Characteristics of state-sponsored malware
While malware comes in "all shapes and sizes", the key determinant in identifying malware as state-sponsored is the creator's intent, Myla Pilao, director of core technology marketing at Trend Micro's TrendLabs, observed.

Most state-sponsored malware are designed for activities such as data-gathering, cyberespionage or sabotage, she explained.

Elaborating, Lin noted these malware often have particular data-stealing capabilities, communicating back to certain regions and countries in the world, using advanced infiltration tactics, and employing multiple data theft mechanisms.

Nation-sponsored malware also have specific targets, unlike the usual cybercriminals who aim to hit as many victims as possible, Luis Corrons, technical director of Panda Security's PandaLabs, observed.

For instance, Stuxnet, which has been linked to Israel, had a very specific target--a uranium enrichment plant in Natanz, Iran, he remarked. Another case was with Flame virus, uncovered in May, with targets located in certain Middle Eastern countries, a region with a lot of political and economical interest, he pointed out.

When the victims or targets are limited to specific groups, it is an indicator that the attacker is only interested in gathering intelligence and conducting espionage, Pilao added.

Attack attribution the hardest
Still, all of these characteristics can also be found in advanced malware used by cybercriminals for regular attacks, which makes the geographical attribution of cyberattacks "the most difficult task", Lin observed.

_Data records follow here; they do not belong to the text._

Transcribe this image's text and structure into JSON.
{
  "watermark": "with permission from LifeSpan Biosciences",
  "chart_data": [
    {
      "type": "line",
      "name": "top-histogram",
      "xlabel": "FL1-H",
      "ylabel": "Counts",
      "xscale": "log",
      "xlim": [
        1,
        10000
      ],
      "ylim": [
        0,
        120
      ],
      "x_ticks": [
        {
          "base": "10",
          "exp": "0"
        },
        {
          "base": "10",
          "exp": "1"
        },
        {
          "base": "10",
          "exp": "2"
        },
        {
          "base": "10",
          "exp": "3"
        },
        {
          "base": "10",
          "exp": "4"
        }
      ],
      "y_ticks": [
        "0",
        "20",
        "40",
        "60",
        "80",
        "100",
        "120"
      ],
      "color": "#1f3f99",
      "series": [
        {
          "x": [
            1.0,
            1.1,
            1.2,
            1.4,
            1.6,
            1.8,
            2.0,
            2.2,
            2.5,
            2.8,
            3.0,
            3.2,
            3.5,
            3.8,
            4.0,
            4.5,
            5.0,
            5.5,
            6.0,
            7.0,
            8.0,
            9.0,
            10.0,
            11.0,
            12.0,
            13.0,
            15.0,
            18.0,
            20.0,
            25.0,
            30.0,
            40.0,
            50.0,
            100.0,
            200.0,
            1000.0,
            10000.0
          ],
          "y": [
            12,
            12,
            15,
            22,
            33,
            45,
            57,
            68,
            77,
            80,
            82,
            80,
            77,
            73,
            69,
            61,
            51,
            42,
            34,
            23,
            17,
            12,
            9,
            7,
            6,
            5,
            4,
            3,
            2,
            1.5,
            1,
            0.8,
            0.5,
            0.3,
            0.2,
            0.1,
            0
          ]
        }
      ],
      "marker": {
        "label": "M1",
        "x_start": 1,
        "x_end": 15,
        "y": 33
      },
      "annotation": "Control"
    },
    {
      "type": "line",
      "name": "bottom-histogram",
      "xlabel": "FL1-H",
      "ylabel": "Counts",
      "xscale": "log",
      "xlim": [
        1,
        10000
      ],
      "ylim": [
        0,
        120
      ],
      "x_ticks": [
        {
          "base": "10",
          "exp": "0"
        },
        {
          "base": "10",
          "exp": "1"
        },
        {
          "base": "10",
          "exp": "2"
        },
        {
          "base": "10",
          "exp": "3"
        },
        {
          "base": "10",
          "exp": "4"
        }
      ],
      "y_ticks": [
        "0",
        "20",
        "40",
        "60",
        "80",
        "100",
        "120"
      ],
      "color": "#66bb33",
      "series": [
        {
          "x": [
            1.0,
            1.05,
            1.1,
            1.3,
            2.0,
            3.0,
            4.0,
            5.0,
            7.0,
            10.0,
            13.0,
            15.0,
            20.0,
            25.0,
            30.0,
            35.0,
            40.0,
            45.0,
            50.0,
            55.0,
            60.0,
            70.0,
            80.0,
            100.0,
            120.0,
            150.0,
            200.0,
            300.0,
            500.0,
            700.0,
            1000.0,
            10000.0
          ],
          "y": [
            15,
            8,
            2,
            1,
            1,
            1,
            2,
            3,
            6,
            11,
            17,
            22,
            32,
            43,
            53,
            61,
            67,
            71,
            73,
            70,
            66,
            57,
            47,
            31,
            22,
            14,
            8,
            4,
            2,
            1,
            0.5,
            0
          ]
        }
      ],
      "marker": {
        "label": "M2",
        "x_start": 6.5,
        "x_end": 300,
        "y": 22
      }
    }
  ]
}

"Cybercriminals from one country can easily set up 'command and control (C&C)' servers used to store exfiltrated data in a different country leading to incorrect attribution of the nationality of the threat actors, not to mention their ultimate nation-state ties," he explained

It is also "extremely unlikely" a country will openly admit sponsoring attacks, Corrons added.

There are rare exceptions though, such as U.S. Secretary of State Hilary Clinton admitting in May that U.S. intelligence agents had hacked into Web sites used by Al Qaeda's affiliate in Yemen, he noted.

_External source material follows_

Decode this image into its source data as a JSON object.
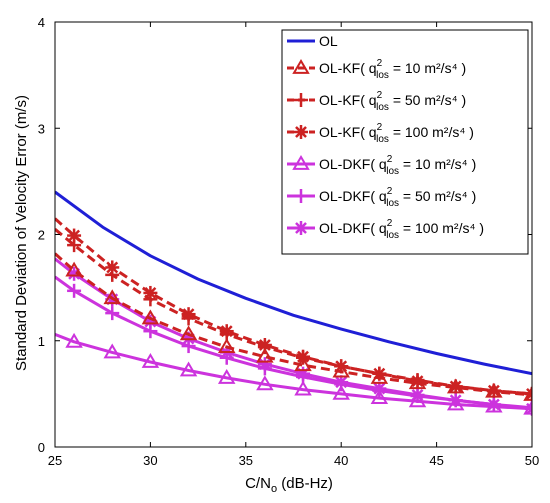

The level of sophistication of attacks by these malware also make them harder to detect and be prevented by the target organization or institution, Pilao added. While they are usually created by professionals, many non-professional code writers can also create and deploy their own malware and be successful at it, she added.

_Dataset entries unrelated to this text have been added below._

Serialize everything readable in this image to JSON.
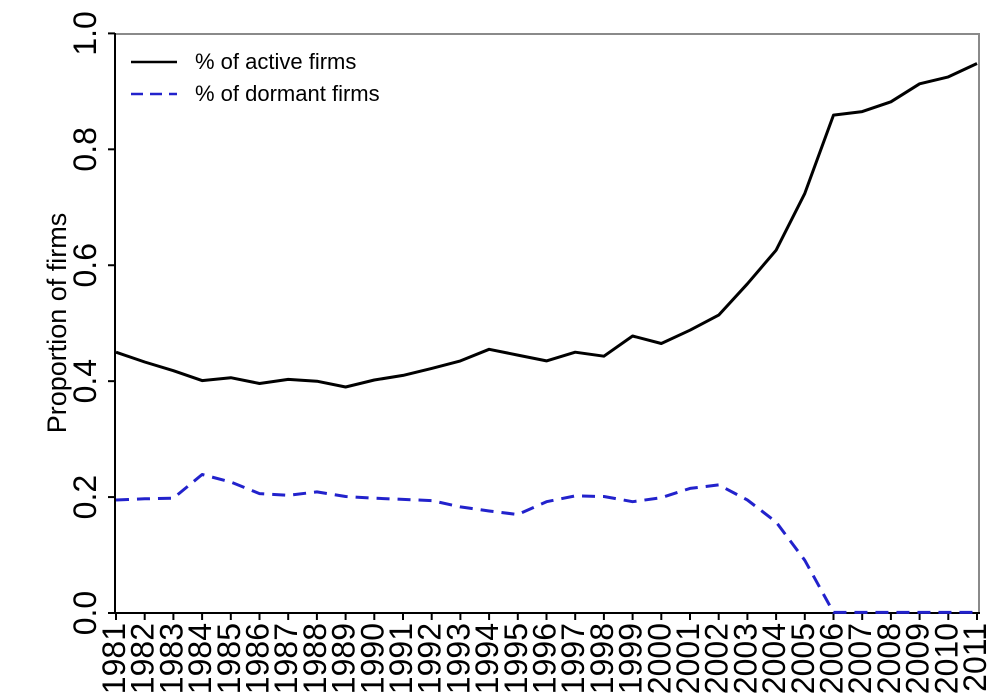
{
  "figure": {
    "background": "#ffffff",
    "axis_color": "#000000",
    "box_color": "#8a8a8a"
  },
  "legend": {
    "position": "top-left",
    "items": [
      {
        "label": "% of active firms",
        "color": "#000000",
        "style": "solid"
      },
      {
        "label": "% of dormant firms",
        "color": "#2222cc",
        "style": "dashed"
      }
    ]
  },
  "chart_data": {
    "type": "line",
    "title": "",
    "xlabel": "",
    "ylabel": "Proportion of firms",
    "ylim": [
      0.0,
      1.0
    ],
    "grid": false,
    "legend_position": "top-left",
    "x_tick_rotation": 90,
    "y_tick_rotation": 90,
    "y_tick_labels": [
      "0.0",
      "0.2",
      "0.4",
      "0.6",
      "0.8",
      "1.0"
    ],
    "x": [
      1981,
      1982,
      1983,
      1984,
      1985,
      1986,
      1987,
      1988,
      1989,
      1990,
      1991,
      1992,
      1993,
      1994,
      1995,
      1996,
      1997,
      1998,
      1999,
      2000,
      2001,
      2002,
      2003,
      2004,
      2005,
      2006,
      2007,
      2008,
      2009,
      2010,
      2011
    ],
    "series": [
      {
        "name": "% of active firms",
        "color": "#000000",
        "style": "solid",
        "values": [
          0.45,
          0.433,
          0.418,
          0.401,
          0.406,
          0.396,
          0.403,
          0.4,
          0.39,
          0.402,
          0.41,
          0.422,
          0.435,
          0.455,
          0.445,
          0.435,
          0.45,
          0.443,
          0.478,
          0.465,
          0.488,
          0.514,
          0.568,
          0.626,
          0.724,
          0.859,
          0.865,
          0.882,
          0.913,
          0.925,
          0.948
        ]
      },
      {
        "name": "% of dormant firms",
        "color": "#2222cc",
        "style": "dashed",
        "values": [
          0.195,
          0.197,
          0.198,
          0.239,
          0.226,
          0.206,
          0.203,
          0.209,
          0.201,
          0.198,
          0.196,
          0.194,
          0.183,
          0.176,
          0.17,
          0.192,
          0.202,
          0.201,
          0.192,
          0.199,
          0.215,
          0.221,
          0.195,
          0.157,
          0.091,
          0.001,
          0.001,
          0.001,
          0.001,
          0.001,
          0.001
        ]
      }
    ]
  }
}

In order to uncover the threat actors, a thorough digital forensic examination of the advanced targeted attack lifestyle, from exploit to exfiltration, should always be carried out within the enterprise and government infrastructure, Lin advised.

Threat protection technologies must also be implemented for continuous threat monitoring and geo-attribution, Lin added. However, if done incorrectly or irresponsibly, it could risk "unnecessary escalations of tensions" between nation states , he warned.